Bien que 2030 soit presque là, la prospérité universelle est loin d’être réalisée. Nous ne pouvons que supposer que le système corrompu de tromperie et d’avidité que Keynes reconnaissait comme temporairement nécessaire se poursuit jusqu’à aujourd’hui. Autrement dit, le tableau que dresse l’Apocalypse d’un ordre économique mondial immoral à la fin des temps se révèle étonnamment prémonitoire.

À la fin des temps, les idoles et les états d'esprit altérés par la drogue s'avèrent être plus étroitement liés que lorsque Paul les a décrits pour la première fois comme des péchés religieux. L'humanité est constamment en train de s'adorer elle-même et son ordre économique, comme si elle était en transe, abrutie.

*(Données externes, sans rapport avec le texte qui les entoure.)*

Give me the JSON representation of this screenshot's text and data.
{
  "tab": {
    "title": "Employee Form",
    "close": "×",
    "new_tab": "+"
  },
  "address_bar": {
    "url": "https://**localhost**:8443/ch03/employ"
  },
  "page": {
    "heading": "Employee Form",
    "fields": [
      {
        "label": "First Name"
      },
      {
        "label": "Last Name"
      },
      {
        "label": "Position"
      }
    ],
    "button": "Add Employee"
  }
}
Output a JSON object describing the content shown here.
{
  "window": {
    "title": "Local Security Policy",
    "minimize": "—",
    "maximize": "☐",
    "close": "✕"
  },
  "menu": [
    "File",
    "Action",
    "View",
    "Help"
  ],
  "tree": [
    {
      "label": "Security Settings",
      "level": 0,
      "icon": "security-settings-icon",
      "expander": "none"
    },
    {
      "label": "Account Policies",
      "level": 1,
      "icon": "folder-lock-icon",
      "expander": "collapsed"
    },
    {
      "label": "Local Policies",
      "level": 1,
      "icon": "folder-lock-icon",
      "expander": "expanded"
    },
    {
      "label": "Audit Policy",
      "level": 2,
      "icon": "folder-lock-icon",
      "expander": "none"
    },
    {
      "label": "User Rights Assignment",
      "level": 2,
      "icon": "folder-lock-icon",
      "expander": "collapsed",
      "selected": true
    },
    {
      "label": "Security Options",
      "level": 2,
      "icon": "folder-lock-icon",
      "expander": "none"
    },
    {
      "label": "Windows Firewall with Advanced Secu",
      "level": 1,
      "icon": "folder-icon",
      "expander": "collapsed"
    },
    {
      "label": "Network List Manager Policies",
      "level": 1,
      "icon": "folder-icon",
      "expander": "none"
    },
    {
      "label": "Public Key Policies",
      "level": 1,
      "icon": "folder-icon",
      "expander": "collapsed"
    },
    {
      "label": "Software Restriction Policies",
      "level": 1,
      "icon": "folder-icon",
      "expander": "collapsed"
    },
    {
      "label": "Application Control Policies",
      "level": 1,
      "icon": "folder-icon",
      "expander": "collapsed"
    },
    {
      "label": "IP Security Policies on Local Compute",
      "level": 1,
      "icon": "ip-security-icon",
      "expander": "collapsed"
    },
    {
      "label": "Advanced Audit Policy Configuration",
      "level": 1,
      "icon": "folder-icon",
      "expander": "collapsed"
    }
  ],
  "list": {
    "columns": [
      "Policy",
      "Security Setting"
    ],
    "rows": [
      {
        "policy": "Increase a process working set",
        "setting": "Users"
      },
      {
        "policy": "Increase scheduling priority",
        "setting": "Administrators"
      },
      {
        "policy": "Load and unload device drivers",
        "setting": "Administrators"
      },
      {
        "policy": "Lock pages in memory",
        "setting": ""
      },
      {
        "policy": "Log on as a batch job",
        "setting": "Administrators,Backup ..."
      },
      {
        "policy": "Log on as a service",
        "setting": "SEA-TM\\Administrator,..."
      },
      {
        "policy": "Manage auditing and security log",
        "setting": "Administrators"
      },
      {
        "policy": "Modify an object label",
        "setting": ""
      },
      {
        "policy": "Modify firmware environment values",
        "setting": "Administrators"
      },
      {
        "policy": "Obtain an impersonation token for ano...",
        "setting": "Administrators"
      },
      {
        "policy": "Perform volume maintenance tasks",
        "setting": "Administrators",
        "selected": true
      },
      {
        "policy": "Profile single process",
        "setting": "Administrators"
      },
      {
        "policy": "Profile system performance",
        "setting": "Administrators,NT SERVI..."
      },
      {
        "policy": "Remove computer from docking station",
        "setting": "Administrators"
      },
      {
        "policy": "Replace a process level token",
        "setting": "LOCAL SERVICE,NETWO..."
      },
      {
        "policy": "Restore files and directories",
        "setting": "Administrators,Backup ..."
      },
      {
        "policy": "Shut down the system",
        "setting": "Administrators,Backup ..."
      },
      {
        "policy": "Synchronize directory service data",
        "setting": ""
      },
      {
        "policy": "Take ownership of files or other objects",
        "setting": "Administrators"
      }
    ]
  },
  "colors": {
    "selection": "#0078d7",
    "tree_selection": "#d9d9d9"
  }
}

Paul parlait des voies humaines naturelles (y compris certains actes religieux) comme des « œuvres de la chair », tout en indiquant clairement le chemin pour ne pas pécher. Le monde physique que nous habitons nous impose des exigences qui ne peuvent être surmontées que par une autre manière de penser et d’agir. Paul appelait le résultat de cette voie meilleure « le fruit de l’Esprit » (Galates 5 : 22-23). Celui-ci est tourné vers les autres, dans l’amour et la bonté, la paix et la bienveillance, la maîtrise de soi et d’autres qualités qui viennent remédier aux défaillances de l’esprit naturel.